Most people have never heard of J. Douglas Edgar, a professional golfer from England, who moved to Atlanta in 1919 and was murdered in 1921. Author Steve Eubanks from Peachtree City hadn’t heard of him until longtime AJC reporter and columnist Furman Bisher told him the tale at the PGA Tour Championship at East Lake a while back. What was known was passed on to Eubanks and it was enough to get him inspired to research and write “To Win and Die in Dixie: The Birth of the Modern Golf Swing and the Mysterious Death of Its Creator.” The book has enjoyed some top notch reviews from numerous publications and Eubanks is enjoying the best response to one of his books. Eubanks did write Lou Holtz’s biography, which made it to number four on the New York Times Bestseller List, but “To Win and Die in Dixie” is something entirely different.
“Furman told me he wrote about Edgar in 1964 or 1965,” Eubanks stated. “He told me to come by his house and see if I could do anything with what he had.” Among the items he had were original interview transcripts with golfers Bobby Jones and Tommy Armour and Eubanks started doing his own digging, doing research at the Atlanta History Center, Emory university’s library as well as a library in Newcastle, England. He pored over club minutes and census data, letters, postcards, diaries and more, as well as the family papers for Comer Howell, the man who found Edgar’s body in the street.

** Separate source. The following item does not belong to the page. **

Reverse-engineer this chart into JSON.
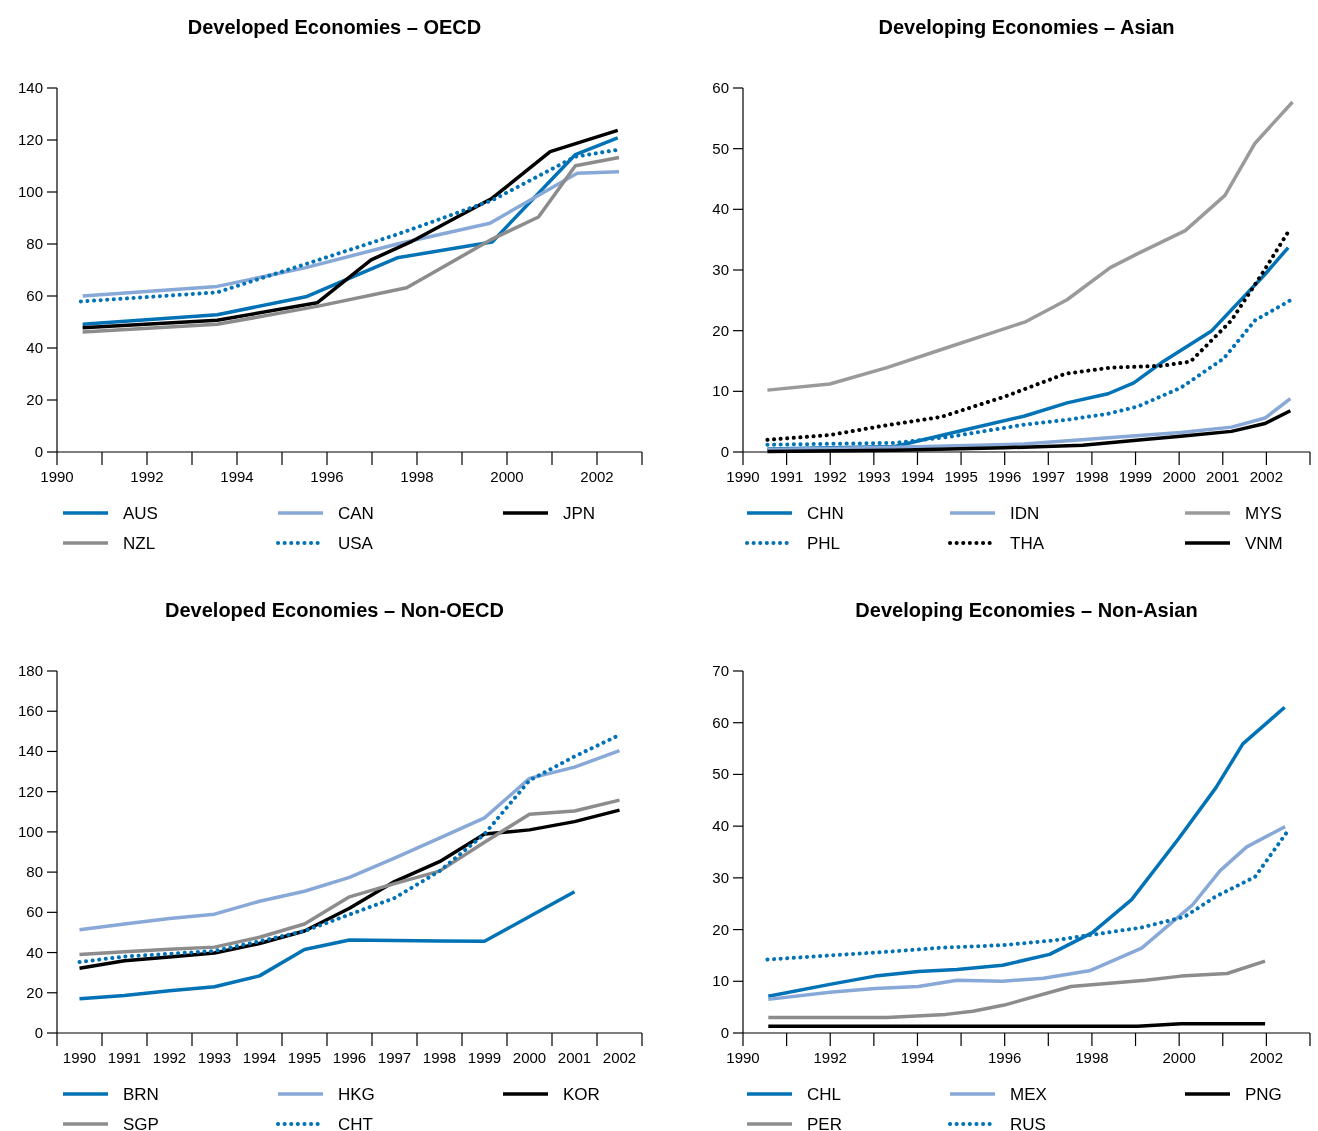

The original theory was that Edgar was the victim of a hit and run, but many belived that he was having an affair with a married woman and a jealous husband did him in.
“The case was never solved, but the police belived they knew who did it and followed him until his death in 1930,” Eubanks said.
Over the course of the year it took to create “To Win and Die in Dixie,” Eubanks, a former college golfer and PGA Club Pro, learned a lot about golf in the early 20th century, incuding Edgar’s influence on some of the greats of that era as well as on the modern game itself, but he also got to dig deep into what the world was like in the 1920s. Police investigation was obviously different, as there was no forensic science to rely on.
“It was very primitive,” Eubanks said. “There were no fingerprints to collect becuse what would you match them up to?”
Eubanks was also surprised at how different newspapers were 90 years ago.
“The language they used and what got reported and what didn’t was very revealing,” he said.
Because of the age of the story, Eubanks often had to rely on documents that family members kept and he was fortunate that Edgar’s daughter kept everything, including letters and ship manifests. It could have been unwieldy to go through so much paperwork, but Eubanks found it fascinating and now readers are finding it fascinating as well.
Eubanks found journalism and writing almost by accident. A friend of his started Links Magazine and got Eubanks to do some writing. That gig led to others and now he is the author of 30 books, writing college football columns for FoxSports and articles periodicals like Golf Digest and Sports Illustrated.
Eubanks describes himself as a project driven writer, especially when confronting a book, often slipping into “book mode,” where he writes manically and can often forget what time it is. Writing books has led to some incredible experiences for Eubanks though. In addition to spending time with Holtz while writing his biography and playing golf with Arnold Palmer. He also spent a year with Jeff Gordon and his team. That experience led to two more books, novels set in the world of stock car racing.
Eubanks is now doing some talks about “To Win and Die in Dixie” and book signings. He will be at Omega Books in Peachtree City this Friday from 5:30-7 p.m. Phone 770-487-3977 to reserve your copy.
There are more books to be written by Eubanks, who would like to venture into the world of fiction some more, and with college football around the corner he will be traveling around the game, especially around the SEC, this fall. Like always, he’ll keep his eyes open for the stories that don’t get told too often. Those are the ones that tend to be hidden gems anyway.